Please consider doing a follow-up story on the developments in these areas since the original Frontline story was done.
Thanks!
Bryan Jones
Houston, Texas
Dear FRONTLINE,
I'm concerned about the statment that John C. Bogle made where he warns 401(k) investors about mutual funds' often hidden costs and fees which, over the long term, can consume a huge portion of investors' returns. Do I need to worry about what money I will have at the time of my retirement because of hidden costs and fees? Where can I research these hidden costs and fees? I really don't want any surprises when I retire.
Herman Caballero
Elkin, nc
Dear FRONTLINE,
Some comments from watching this program: "Retirement" is not an inalienable right. Life expectancy is much greater now than when defined benefit plans were originally conceived creating a much greater liability on a company. A company today could continue to provide a defined benefit plan if the payout was equivalent to that of years past. I felt that the editorial slant of this program tried to lay the blame for poor financial planning on employers, not on individuals who fail to save for their own retirement. Again, retirement is not right, but a privilege to those who plan and sacrafice to meet goals.
WE ARE NOT A SOCIALIST ECONOMY.
Kenneth Smith
Tucson, AZ
Dear FRONTLINE,
I found it extremely funny when the Boston College lady came on and said that the problem with 401K's is that they have to be managed by the individual. She then states that there needs to be some sort of change to it such as management by a higher body, but hasn't she noticed social security. Even the government can't properly manage a pension plan either, so in the end, I think I WILL control where my money is.
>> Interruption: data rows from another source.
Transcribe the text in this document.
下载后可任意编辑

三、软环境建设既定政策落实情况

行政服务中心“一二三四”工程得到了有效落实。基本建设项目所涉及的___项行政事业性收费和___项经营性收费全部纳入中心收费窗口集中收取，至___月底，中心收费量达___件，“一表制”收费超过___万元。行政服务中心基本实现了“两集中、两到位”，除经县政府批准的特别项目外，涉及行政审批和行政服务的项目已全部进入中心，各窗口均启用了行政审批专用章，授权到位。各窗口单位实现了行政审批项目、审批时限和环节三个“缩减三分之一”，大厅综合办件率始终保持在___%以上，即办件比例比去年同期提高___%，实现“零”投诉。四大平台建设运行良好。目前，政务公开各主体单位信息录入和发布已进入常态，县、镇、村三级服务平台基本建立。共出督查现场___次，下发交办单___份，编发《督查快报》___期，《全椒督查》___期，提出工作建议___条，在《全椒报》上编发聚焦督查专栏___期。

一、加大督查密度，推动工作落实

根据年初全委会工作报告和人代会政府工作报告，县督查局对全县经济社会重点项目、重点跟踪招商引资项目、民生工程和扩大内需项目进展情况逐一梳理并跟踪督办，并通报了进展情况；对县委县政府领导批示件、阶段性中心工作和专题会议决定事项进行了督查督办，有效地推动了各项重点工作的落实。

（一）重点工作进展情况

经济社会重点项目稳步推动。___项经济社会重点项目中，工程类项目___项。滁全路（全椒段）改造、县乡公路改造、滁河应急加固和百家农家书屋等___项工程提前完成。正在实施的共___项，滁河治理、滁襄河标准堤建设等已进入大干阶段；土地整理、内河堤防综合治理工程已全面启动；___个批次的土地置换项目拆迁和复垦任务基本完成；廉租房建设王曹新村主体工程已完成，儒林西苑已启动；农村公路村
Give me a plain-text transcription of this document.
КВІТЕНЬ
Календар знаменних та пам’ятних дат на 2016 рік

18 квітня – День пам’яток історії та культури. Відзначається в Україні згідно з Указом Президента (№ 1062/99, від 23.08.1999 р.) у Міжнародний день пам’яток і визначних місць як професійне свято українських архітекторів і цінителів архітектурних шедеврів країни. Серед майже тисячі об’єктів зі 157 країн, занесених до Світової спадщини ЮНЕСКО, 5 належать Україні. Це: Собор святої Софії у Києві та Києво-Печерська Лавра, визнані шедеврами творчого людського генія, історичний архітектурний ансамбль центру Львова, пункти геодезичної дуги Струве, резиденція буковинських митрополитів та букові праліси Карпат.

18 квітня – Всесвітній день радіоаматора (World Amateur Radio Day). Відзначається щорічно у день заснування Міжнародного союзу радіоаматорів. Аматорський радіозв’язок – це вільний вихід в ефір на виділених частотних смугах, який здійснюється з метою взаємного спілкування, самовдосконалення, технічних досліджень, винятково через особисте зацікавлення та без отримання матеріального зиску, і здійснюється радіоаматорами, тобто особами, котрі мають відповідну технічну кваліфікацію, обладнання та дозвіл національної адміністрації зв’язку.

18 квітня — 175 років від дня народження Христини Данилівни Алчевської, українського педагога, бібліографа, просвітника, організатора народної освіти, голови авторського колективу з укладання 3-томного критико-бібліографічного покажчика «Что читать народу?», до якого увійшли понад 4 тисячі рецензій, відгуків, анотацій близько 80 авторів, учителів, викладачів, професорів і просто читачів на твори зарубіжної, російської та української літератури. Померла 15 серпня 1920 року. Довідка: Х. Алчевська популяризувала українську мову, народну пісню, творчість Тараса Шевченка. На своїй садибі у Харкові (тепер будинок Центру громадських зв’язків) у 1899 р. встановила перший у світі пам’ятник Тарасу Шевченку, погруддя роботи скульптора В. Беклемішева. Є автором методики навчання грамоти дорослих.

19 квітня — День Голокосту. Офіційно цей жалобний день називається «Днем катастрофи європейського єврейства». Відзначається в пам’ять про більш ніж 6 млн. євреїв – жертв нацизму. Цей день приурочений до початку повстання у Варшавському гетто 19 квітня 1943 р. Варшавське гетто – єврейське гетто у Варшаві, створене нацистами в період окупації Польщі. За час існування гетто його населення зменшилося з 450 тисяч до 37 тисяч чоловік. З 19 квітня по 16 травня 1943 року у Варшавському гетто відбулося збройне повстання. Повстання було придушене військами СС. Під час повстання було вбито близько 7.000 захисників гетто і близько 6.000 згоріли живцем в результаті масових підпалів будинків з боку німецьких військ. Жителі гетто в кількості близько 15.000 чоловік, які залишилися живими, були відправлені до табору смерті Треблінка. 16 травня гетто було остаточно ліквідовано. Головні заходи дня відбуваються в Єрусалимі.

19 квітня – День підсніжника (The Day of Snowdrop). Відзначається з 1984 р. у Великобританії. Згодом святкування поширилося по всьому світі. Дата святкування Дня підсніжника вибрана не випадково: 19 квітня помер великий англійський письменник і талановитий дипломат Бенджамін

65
The problem is people aren't responsible for the way they live. I max out my Roth ($4000) and 401K employer matching contribution (6%) and will be doing so during my 33 year planned working career. I research where my money is being invested, I understand the tax codes that go along with my plans, and I have a good estimate of how much I'll need to retire when I'm 55. The underlying theme here, GET EDUCATED! I have no pity for the person who had a plan of $120,000 and then ended up with $26,000 because of taxes and downturn in the economy. He should have never done a lump sum withdraw to avoid taxes and he should have rolled it into a money market account where he can get a consistent 4.5% which will be better than any banks interest. Just like most things in life, people with an education get ahead.